How do dogs show affection?

A couple of weeks ago, I received an email from a young student who was doing a school project on canine emotions and needed the input of “an expert”. They sent me a list of excellent questions. I sent responses that were at least somewhat developmentally appropriate for a middle-schooler, but then decided to elaborate here. Below is my reworking (for grownups) of my response to their first question.

The question: “How do dogs show affection for their owner?”

Each dog will have their own style and preferences when it comes to showing affection. Some dogs love to snuggle up with their humans, while others prefer to be close but not too close. Some dogs love to be petted, while others prefer not to be touched. Things can also change over time—a dog may love to show affection through active play as a puppy, but as an older dog may prefer engaging in lower-key games with their favourite people.

Attachment Theory and Dogs

Attachment is a hot topic right now, both in research on human-dog relationships and in some parts of the dog training world. This term is typically used to describe three things:

  • affection that is persistent across time
  • a desire for closeness
  • a sense of safety and security in the presence of the caregiver

Attachment theory comes from research on the (human) infant/parent bond. It’s an exciting area of research that is drawing attention to the importance of connectedness and trust in dog-human relationships.

Like most areas of research, the field of attachment research has its controversies. There is increasing attention among (human-focused) researchers and practitioners to the dangers of misusing attachment theory in assessments of parent-child relationships, and the ways in which the theory has even been weaponized as a tool for colonial harm.

A key issue is that attachment research has largely assumed Western middle-class values and assumptions about parenting and child development, and has tended to ignore and misinterpret cultural variations in family and kinship relationships. For example, methods for assessing attachment tend to assume that there is a single primary caregiver. However, this does not reflect reality for much of the world.

The controversy in the field of attachment is a good reminder that the ways in which dogs and humans experience and display affection, closeness, and trust are likely to have a lot to do with the culture and context in which they live. Just as many human children (especially in non-Western societies) are raised with multiple caregivers (e.g. parents, grandparents, siblings, aunts, uncles, etc.), most dogs live in environments where they may have multiple caregivers. For example, this might be true for dogs in shelters, dogs who live as free-ranging in human villages, and dogs who live with multi-member human and/or canine families. The controversy is also a good reminder that we can unwittingly do harm when we fail to be aware of our own implicit values and assumptions about what relationships are supposed to be.

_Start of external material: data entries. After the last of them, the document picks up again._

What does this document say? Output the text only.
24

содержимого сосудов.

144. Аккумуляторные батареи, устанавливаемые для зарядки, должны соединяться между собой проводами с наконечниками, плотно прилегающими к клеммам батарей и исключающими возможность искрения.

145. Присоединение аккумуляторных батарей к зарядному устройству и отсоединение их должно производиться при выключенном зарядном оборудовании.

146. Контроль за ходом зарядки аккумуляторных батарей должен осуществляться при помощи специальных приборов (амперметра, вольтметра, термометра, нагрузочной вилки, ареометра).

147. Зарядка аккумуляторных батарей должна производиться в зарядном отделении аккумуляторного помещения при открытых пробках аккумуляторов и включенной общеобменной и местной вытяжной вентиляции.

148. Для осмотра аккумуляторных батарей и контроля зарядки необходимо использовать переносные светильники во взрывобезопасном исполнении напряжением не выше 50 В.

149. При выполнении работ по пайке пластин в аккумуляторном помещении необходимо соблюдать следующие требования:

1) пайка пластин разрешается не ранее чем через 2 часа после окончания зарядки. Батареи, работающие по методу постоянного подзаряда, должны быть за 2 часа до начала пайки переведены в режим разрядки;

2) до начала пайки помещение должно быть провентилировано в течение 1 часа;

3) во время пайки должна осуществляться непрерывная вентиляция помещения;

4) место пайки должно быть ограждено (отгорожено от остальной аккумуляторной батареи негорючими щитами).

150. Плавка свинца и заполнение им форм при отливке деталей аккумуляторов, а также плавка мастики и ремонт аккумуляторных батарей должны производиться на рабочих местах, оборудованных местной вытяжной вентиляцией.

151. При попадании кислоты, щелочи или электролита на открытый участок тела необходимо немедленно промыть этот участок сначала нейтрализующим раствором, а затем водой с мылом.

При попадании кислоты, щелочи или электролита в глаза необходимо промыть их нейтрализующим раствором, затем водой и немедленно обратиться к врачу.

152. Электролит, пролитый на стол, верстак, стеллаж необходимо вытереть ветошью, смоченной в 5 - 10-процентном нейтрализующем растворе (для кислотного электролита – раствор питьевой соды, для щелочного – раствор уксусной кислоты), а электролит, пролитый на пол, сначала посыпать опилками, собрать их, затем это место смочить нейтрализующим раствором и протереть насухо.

Affection is a two- (or multi-) way street

How dogs show affection isn’t just about the dog; it’s part of complex interactions with humans (and other species). The same dog might show affection to different people in different ways. With one person they may love to go on adventures in the woods and with another they may love to engage in a shared task or work together. They might like to sleep in a place where they can protect one friend from intruders in the night and with another they may love to play chase, or share a snack, or curl up together for a nap.

There are so many different ways that dogs and humans can show affection together. With about a billion dogs in the world, living in many different human and canine cultures, affection between dogs and humans has many different possible variations.


Additional Resources:

For anyone interested in learning more about controversies in human attachment theory and research, I recommend Heidi Keller’s (2022) book: The Myth of Attachment Theory: A Critical Understanding for Multicultural Societies (Routledge).